Mulder and Scully are watching a tape of the operation. Mulder points out the burn marks were there before the operation. Scully says Lloyd stabbed a man to death in his sleep. Mulder says pentagrams are normally used for protection. He wants to know what’s in Lloyd’s antacid. One of the ingredients is belladonna, which Mulder calls the witch’s berry. Scully asks Mulder if he knows how many drugs in the book have belladonna in them. Yes; one. That one.
Dr Shannon is getting ready for her skin peel and Dr Ilaqua is scrubbing up. Shannon is talking to Waite when she notices Ilaqua in the OR with her patient. He’s burned a hole in her face with the laser peel and the door is locked, so no-one manages to stop him before the laser burns a hole right through the patient’s skull. Waite bolts.
Ilaqua, when asked, doesn’t remember anything. He realises what he’s done now. Scully takes a bottle of pills from his pocket and goes to see Mulder. Mulder is watching the recording and points out the pentagram on the dead woman’s stomach. Scully shows him the drugs; they’re the same as Lloyd’s.
Mulder and Scully barge into a meeting of the doctors and one, Franklin, says that 10 years ago there were several deaths at the ASU. All ruled accidental. A nurse, Rebecca Waite, was on the ASU at that time. Six weeks ago, she transferred back. She’s the only person to have had contact with both doctors and patients and she left and hasn’t returned.

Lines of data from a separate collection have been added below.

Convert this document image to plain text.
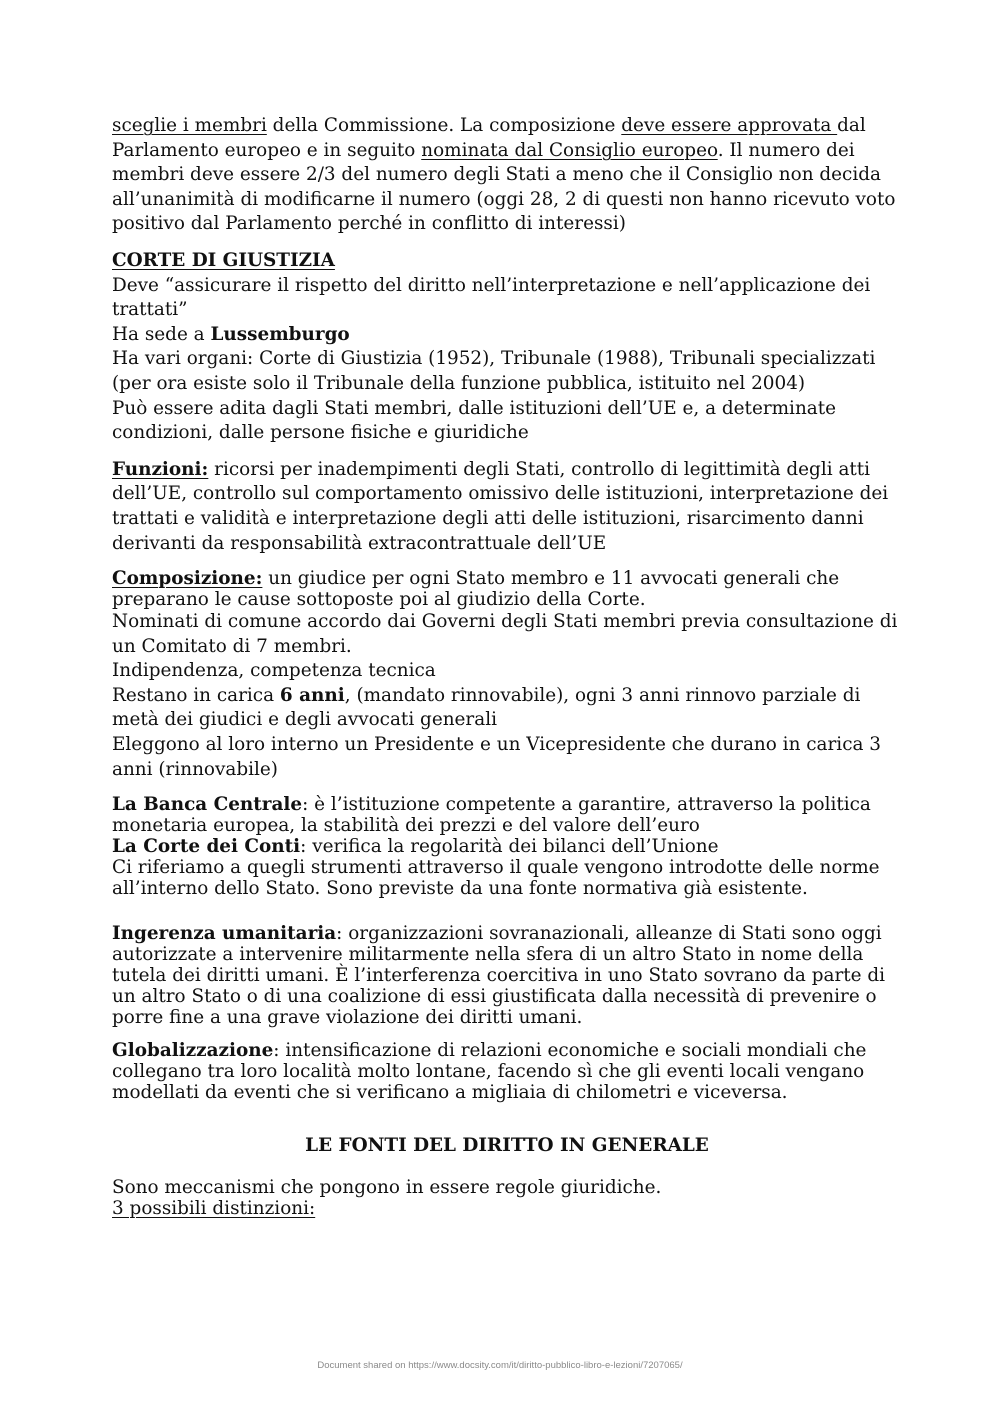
sceglie i membri della Commissione. La composizione deve essere approvata dal Parlamento europeo e in seguito nominata dal Consiglio europeo. Il numero dei membri deve essere 2/3 del numero degli Stati a meno che il Consiglio non decida all’unanimità di modificarne il numero (oggi 28, 2 di questi non hanno ricevuto voto positivo dal Parlamento perché in conflitto di interessi)

CORTE DI GIUSTIZIA

Deve “assicurare il rispetto del diritto nell’interpretazione e nell’applicazione dei trattati”

Ha sede a Lussemburgo

Ha vari organi: Corte di Giustizia (1952), Tribunale (1988), Tribunali specializzati (per ora esiste solo il Tribunale della funzione pubblica, istituito nel 2004)

Può essere adita dagli Stati membri, dalle istituzioni dell’UE e, a determinate condizioni, dalle persone fisiche e giuridiche

Funzioni: ricorsi per inadempimenti degli Stati, controllo di legittimità degli atti dell’UE, controllo sul comportamento omissivo delle istituzioni, interpretazione dei trattati e validità e interpretazione degli atti delle istituzioni, risarcimento danni derivanti da responsabilità extracontrattuale dell’UE

Composizione: un giudice per ogni Stato membro e 11 avvocati generali che preparano le cause sottoposte poi al giudizio della Corte.

Nominati di comune accordo dai Governi degli Stati membri previa consultazione di un Comitato di 7 membri.

Indipendenza, competenza tecnica

Restano in carica 6 anni, (mandato rinnovabile), ogni 3 anni rinnovo parziale di metà dei giudici e degli avvocati generali

Eleggono al loro interno un Presidente e un Vicepresidente che durano in carica 3 anni (rinnovabile)

La Banca Centrale: è l’istituzione competente a garantire, attraverso la politica monetaria europea, la stabilità dei prezzi e del valore dell’euro

La Corte dei Conti: verifica la regolarità dei bilanci dell’Unione

Ci riferiamo a quegli strumenti attraverso il quale vengono introdotte delle norme all’interno dello Stato. Sono previste da una fonte normativa già esistente.

Ingerenza umanitaria: organizzazioni sovranazionali, alleanze di Stati sono oggi autorizzate a intervenire militarmente nella sfera di un altro Stato in nome della tutela dei diritti umani. È l’interferenza coercitiva in uno Stato sovrano da parte di un altro Stato o di una coalizione di essi giustificata dalla necessità di prevenire o porre fine a una grave violazione dei diritti umani.

Globalizzazione: intensificazione di relazioni economiche e sociali mondiali che collegano tra loro località molto lontane, facendo sì che gli eventi locali vengano modellati da eventi che si verificano a migliaia di chilometri e viceversa.

LE FONTI DEL DIRITTO IN GENERALE

Sono meccanismi che pongono in essere regole giuridiche.

3 possibili distinzioni:

Document shared on https://www.docsity.com/it/diritto-pubblico-libro-e-lezioni/7207065/
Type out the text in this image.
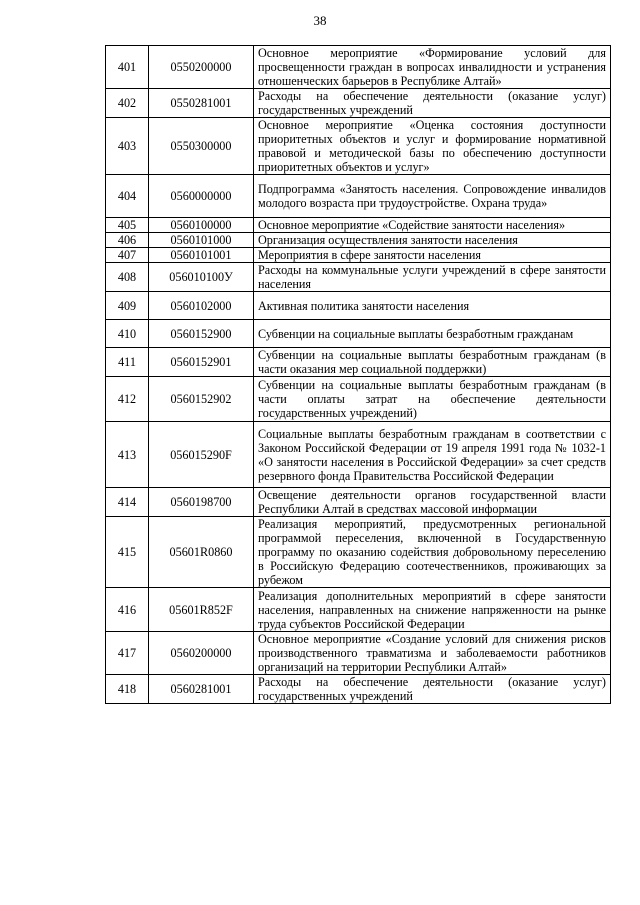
38
401	0550200000	Основное мероприятие «Формирование условий для просвещенности граждан в вопросах инвалидности и устранения отношенческих барьеров в Республике Алтай»
402	0550281001	Расходы на обеспечение деятельности (оказание услуг) государственных учреждений
403	0550300000	Основное мероприятие «Оценка состояния доступности приоритетных объектов и услуг и формирование нормативной правовой и методической базы по обеспечению доступности приоритетных объектов и услуг»
404	0560000000	Подпрограмма «Занятость населения. Сопровождение инвалидов молодого возраста при трудоустройстве. Охрана труда»
405	0560100000	Основное мероприятие «Содействие занятости населения»
406	0560101000	Организация осуществления занятости населения
407	0560101001	Мероприятия в сфере занятости населения
408	056010100У	Расходы на коммунальные услуги учреждений в сфере занятости населения
409	0560102000	Активная политика занятости населения
410	0560152900	Субвенции на социальные выплаты безработным гражданам
411	0560152901	Субвенции на социальные выплаты безработным гражданам (в части оказания мер социальной поддержки)
412	0560152902	Субвенции на социальные выплаты безработным гражданам (в части оплаты затрат на обеспечение деятельности государственных учреждений)
413	056015290F	Социальные выплаты безработным гражданам в соответствии с Законом Российской Федерации от 19 апреля 1991 года № 1032-1 «О занятости населения в Российской Федерации» за счет средств резервного фонда Правительства Российской Федерации
414	0560198700	Освещение деятельности органов государственной власти Республики Алтай в средствах массовой информации
415	05601R0860	Реализация мероприятий, предусмотренных региональной программой переселения, включенной в Государственную программу по оказанию содействия добровольному переселению в Российскую Федерацию соотечественников, проживающих за рубежом
416	05601R852F	Реализация дополнительных мероприятий в сфере занятости населения, направленных на снижение напряженности на рынке труда субъектов Российской Федерации
417	0560200000	Основное мероприятие «Создание условий для снижения рисков производственного травматизма и заболеваемости работников организаций на территории Республики Алтай»
418	0560281001	Расходы на обеспечение деятельности (оказание услуг) государственных учреждений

Waite is at home performing some sort of ritual, but she’s gone by the time Mulder and Scully arrive. Mulder suggests a broomstick is probable cause. There’s also a pentagram on the door. They find the remains of the ritual. It looks like Waite may be involved, but Mulder did say that pentagrams are normally used for protection. Is she trying, and failing, to protect the patients?
There are pentagrams all over the place, many not immediately obvious, and Mulder spends quite a bit of time staring at himself in mirrors. It seems he’s wondering if he needs plastic surgery.